I have spent countless hours in the Provo Borders reading and perusing anything that struck my fancy. One evening a couple summers ago I went there fully intent on not leaving until I understood the hype about Orwell's 1984; I ended up leaving two hours and 50 pages later, bleary-eyed and completely nonplussed; I still don't get it. (Can you use two semicolons in one sentence? Because I just did.) There was the Saturday morning I spent scads of time looking through art books full of everything from mannerism to pointillism to Banksy. Last summer I spent several days on the Percy Jackson and Hunger Games series when I desperately needed something popcorn-y that wasn't too intellectually stimulating. Whenever I needed an emotional release I went and pored over any and all of the poetry I could get my hands on, glorying in the simple beauty of Collins, reveling in the imagery of Hardy, tapping my foot to the rhythm of Hughes and wondering why more people didn't read Cavafy. (While on the topic of Cavafy, sometimes I want to learn Greek to read his original work and not just translations) I went to Borders on numerous occasions to study for the GRE. There was the terrifying evening when I woke up completely disoriented and unaware of where I was; only after taking several deep breaths and finding a copy of Maus in my lap did I realize I had fallen asleep at Borders. I even considered applying for a job there at one point.

I could continue on reminiscing about the time I've spent at Borders (like the afternoon I dedicated to reading a reference book about Yiddish words and phrases that have been adopted into English) but I think this suffices.

People will probably think it's strange that I've grown so attached so some cold, nationwide chain-of-a-bookstore, especially after the thorough criticizing and reviling that such stores received in You've Got Mail, but I will be genuinely sad to see Borders close its doors for the last time.

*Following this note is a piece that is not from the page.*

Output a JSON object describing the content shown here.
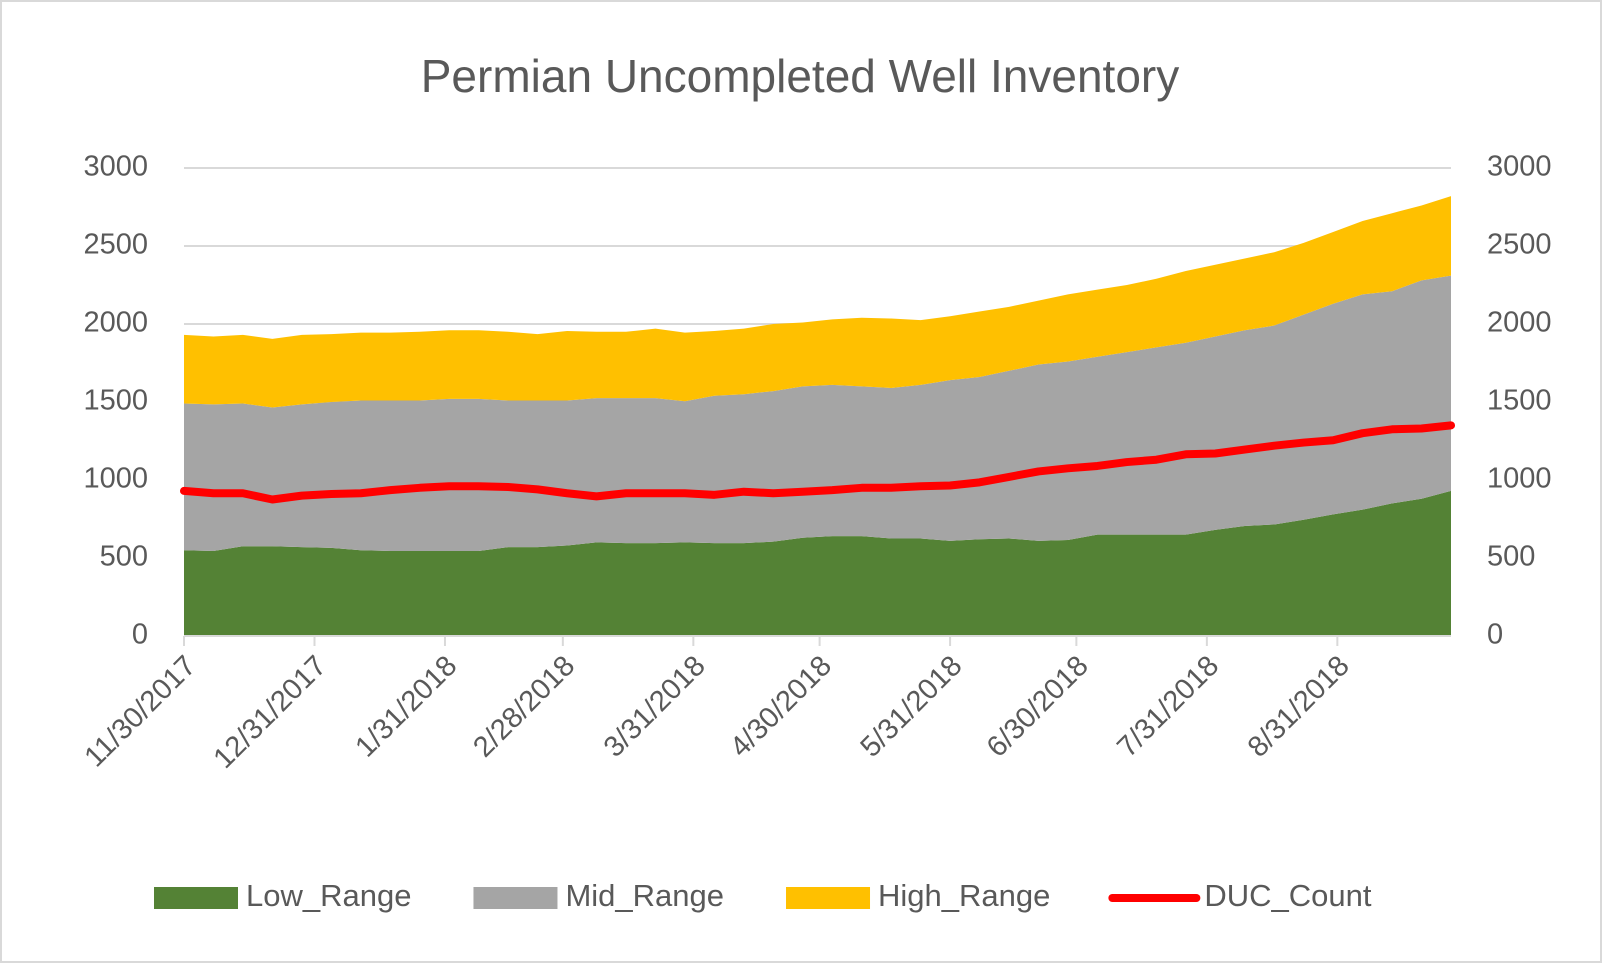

...I've been laying here in my bed staring at that last sentence I just wrote for several minutes now thinking about its implications, and I've had a bit of a paradigm shift. Yes it's sad, but at the same time I'm now being afforded the opportunity to go find a new shelter from the storm. I'm being given the opportunity to go out and find a new place of comfort and reflection. Hopefully the journey to find it will be an adventure worthy of Ithaca.

I think I'll set off tomorrow, assuming my headache is gone and this cold has run its course by then.